Dyrektor Radwaru podkreślił, że bez względu jaki sprzęt ochrony balistycznej zostanie zainstalowany w Polsce, będzie on potrzebował ochrony. Nie można bowiem - jak powiedział Borejko - chronić wyrzutni antybalistycznych innymi wyrzutniami antybalistycznymi.
Marek Borejko podkreślił, że obecnie do rozpoczęcia pracy nad polską tarczą potrzeba tylko jednego - decyzji ministerstwa obrony. Grupa Bumar może w każdej chwili uruchomić produkcję systemu, ale jest to program droższy niż projekt F-16 czy KTO Rosomak. Dlatego potrzebna jest deklaracja z MON i wieloletni program finansowania - uważa Borejko.

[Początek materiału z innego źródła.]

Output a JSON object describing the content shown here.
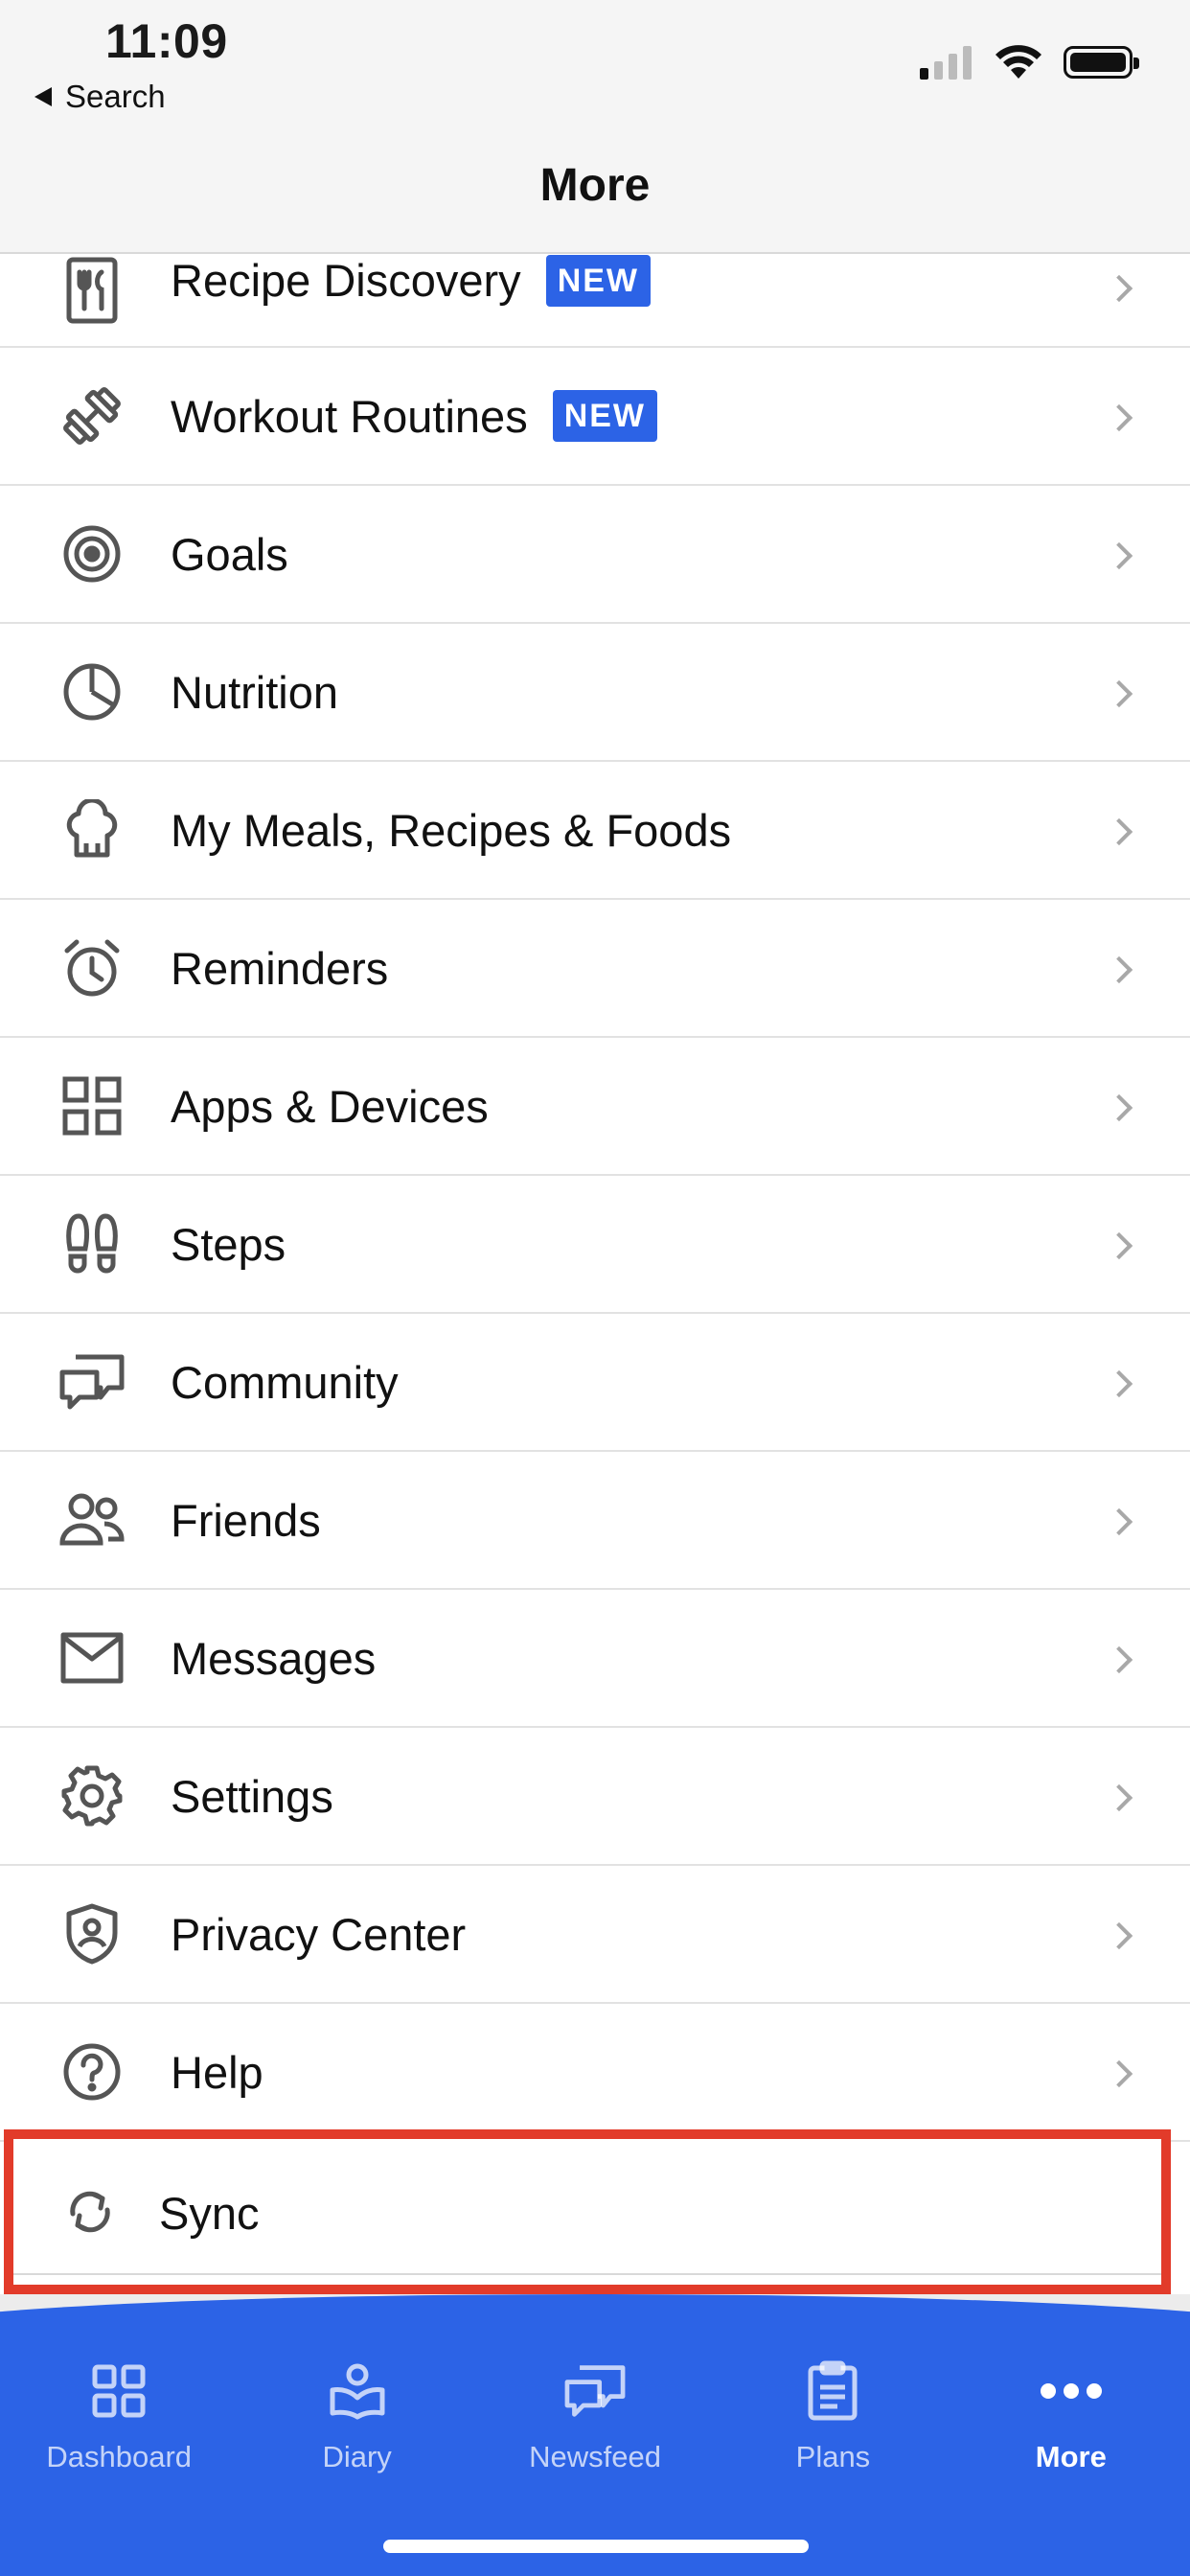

Projekt Bumaru podoba się Tadeuszowi Wróblowi - ekspertowi z "Polski Zbrojnej". Zdaniem eksperta to co proponuje konsorcjum idealnie wpisuje się w obecne potrzeby naszej armii. Bumarowska tarcza jest nowoczesna i w ciągu najbliższych 10 lat mogłaby zastąpić obecny system. A ten opiera się na wysłużonych rakietach poradzieckich - niektóre pamiętają jeszcze początek układu warszawskiego.
Propozycja Bumaru to coś w rodzaju "parasola ochronnego" złożonego z trzech poziomów. Pierwszy daje ochronę od kilku kilometrów, drugi kilkadziesiąt, a trzeci może chronić przestrzeń powietrzną nawet w promieniu ponad 100 kilometrów. Zdaniem ekspertów polska tarcza ma też inną zaletę - jest podobna do rakiet Patriot, które mamy dostać od Amerykanów, a jednocześnie jest zdecydowanie tańsza. Ważnym elementem tarczy proponowanej przez Bumar jest również jej wysoki stopień polonizacji.